The only person I have known who smelt wonderful in Chanel Five

was my sister. I smelt like enthusiastic dog vis a vis lamppost. I can’t remember – was I more crushed or more embarrassed ? Anyway, never again. A wistful niff in the bottle promised like the lure of the sirens but I left it there.
When I spoke about something two or three weeks hence, my mother would say “Don’t wish your life away” . I didn’t understand then, I do now. When I was so wipeout ill at Christmas last – a benchmark of all sorts for me – I had to reevaluate me and time. “Time masters you” said my father. “You don’t master time.” Where I was then, you enter time.

Like a mood or a building – to learn anew. And if that’s the image in your mind, it lingers.
This Sunday morning, so enjoying the preceding evening with Joan Hickson as the definitive Miss Marple (BBC4), I permitted myself to look at the tv programme for next Saturday to find yes, more of my Marple but also an episode of Beck.

Chickens will not be counted before they are hatched. It may be cancelled for something like a pop concert or an netball championship … You see, it’s always personal.
Not another whinge about tv scheduling, the Karate Kid on a loop, segments of Midsummer Murders so old they have whiskers and can only have sedative value but I forbear. That’s not what I want and it’s always personal.
I shall not complain again about quiz shows

and how not to make documentaries because it is always personal but so is paying a licence fee for the unwatchable and the endlessly repeated. A correspondent to my favourite tv column remarked that the BBC was charging us for programmes already made and shown (x 6 !) which was financially questionable.
I forbear to bitch and moan about wildlife programmes which feature the presenters in preference to the beasts. I shall not attitudinise about the style of some (not all ) documentaries, the lack of curiosity which must drive their making – up to and including questions asked and not answered to keep the flow of bitesized bits moving (Channel 5’s The Secret Life of Trees). It’s always personal.
Pam the Painter and I discovered the difference in our tastes long ago and she described in detail a recent visit to Dungeness

(look it up) as fascinating and made it so for me in the telling. She is unlikely to watch BBC’s European editor Katya Adler (pause for cheers ) interviewing Germany’s former Chancellor Mrs. Merkel – but she listens to me explaining why I was so interested, my interpretation presumably doing for her what hers does for me. It’s always personal.
Levels of toleration and interpretation in the evocation of style and period varies.
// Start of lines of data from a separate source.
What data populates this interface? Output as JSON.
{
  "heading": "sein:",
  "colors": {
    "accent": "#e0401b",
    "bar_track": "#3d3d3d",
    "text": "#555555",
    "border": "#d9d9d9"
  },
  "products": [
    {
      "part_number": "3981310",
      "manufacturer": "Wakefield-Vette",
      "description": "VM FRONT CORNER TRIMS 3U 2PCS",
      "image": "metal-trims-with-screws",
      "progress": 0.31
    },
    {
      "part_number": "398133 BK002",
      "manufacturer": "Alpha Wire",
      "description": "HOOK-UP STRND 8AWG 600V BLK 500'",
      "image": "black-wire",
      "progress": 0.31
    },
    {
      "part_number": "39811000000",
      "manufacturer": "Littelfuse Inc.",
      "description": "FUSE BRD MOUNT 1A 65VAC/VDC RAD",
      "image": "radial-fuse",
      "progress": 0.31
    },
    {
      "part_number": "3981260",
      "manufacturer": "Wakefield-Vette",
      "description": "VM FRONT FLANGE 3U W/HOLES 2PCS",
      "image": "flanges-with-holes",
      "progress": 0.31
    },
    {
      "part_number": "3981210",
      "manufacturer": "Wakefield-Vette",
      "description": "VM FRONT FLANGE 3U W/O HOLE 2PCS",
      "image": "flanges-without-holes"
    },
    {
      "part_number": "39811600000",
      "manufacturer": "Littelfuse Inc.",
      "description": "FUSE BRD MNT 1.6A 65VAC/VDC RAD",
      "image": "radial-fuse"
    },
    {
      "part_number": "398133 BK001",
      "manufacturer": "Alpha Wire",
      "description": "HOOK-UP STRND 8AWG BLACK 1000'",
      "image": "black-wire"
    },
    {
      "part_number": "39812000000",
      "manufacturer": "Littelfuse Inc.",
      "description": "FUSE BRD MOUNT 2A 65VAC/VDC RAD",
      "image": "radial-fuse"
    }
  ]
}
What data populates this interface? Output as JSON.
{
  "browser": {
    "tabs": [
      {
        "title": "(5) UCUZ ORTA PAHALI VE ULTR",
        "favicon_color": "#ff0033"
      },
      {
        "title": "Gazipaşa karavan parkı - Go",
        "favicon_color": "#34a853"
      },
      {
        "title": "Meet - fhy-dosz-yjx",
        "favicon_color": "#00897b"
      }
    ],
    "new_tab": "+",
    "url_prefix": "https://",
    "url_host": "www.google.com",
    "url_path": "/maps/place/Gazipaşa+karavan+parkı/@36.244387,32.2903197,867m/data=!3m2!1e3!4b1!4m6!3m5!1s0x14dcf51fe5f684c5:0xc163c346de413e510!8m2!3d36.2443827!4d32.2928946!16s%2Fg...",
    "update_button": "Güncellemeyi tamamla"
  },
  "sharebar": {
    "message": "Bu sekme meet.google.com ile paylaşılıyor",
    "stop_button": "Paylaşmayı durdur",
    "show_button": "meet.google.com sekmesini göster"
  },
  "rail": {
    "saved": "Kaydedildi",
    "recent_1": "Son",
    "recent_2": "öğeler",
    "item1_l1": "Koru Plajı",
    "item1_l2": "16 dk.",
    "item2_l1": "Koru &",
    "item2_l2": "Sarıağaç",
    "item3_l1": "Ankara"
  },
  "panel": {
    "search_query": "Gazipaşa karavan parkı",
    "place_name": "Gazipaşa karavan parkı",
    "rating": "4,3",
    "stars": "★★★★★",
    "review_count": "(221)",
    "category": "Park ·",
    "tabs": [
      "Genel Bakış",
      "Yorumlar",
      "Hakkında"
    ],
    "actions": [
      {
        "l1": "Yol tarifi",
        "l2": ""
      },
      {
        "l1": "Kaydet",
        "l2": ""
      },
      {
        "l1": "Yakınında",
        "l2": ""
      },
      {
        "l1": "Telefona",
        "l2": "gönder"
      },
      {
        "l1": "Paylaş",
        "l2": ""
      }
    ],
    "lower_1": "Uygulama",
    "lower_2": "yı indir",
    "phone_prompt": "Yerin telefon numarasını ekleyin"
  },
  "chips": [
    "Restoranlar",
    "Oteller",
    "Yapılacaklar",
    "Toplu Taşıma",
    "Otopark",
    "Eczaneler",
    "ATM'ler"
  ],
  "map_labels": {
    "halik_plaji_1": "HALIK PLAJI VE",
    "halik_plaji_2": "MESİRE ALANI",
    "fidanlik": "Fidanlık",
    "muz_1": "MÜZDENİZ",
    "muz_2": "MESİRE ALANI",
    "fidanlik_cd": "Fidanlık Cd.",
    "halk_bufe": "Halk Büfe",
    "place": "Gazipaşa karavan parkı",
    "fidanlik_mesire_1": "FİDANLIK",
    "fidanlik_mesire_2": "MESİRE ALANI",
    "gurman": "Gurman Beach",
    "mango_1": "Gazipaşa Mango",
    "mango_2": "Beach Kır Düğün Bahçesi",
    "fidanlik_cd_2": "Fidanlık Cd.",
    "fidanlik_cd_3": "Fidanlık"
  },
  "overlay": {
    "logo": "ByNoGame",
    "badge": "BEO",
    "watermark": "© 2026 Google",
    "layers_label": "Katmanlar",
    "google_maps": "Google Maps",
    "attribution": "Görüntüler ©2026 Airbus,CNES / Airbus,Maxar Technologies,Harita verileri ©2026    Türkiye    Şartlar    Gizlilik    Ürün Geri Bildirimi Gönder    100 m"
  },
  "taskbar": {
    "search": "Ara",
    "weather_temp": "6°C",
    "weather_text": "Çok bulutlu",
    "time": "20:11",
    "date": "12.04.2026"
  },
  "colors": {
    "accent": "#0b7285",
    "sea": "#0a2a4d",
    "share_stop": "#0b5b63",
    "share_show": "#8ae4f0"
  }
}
I remember Wal ringing to inveigh about the china in Downton Abbey – “ how could they ?” Well, he was a Thomas Goode’s expert and I remember walking into a French museum with a room of full of china on the right about which he knew a great deal. Other people’s expertise seizes the imagination.
I like my detectives to be more involved in people than guns. I accept the idea of guns, and the other day I saw a bit of a Western I have never seen (The Big Trail , directed by Raoul Walsh in 1930 – not a typo – with a backstory at least as fascinating as the cinematography and the first named appearance of a 23 year old John Wayne, long on masculine beauty and short on mannerisms) – I was really delighted – something new in the antique department.

The French language Maigret on TPTV is a joy in professional integrity (casting, script, story, period and location) but I accept – it’s always personal.
And as I said to the very helpful woman at Barclaycard (lost and had to be stopped) five calls in with endless “just call our app” , “if you take my money the old fashioned way, you can help me when I get into old fashioned difficulty and no AI can do what you’ve just done, thank you so much “ – it’s always personal.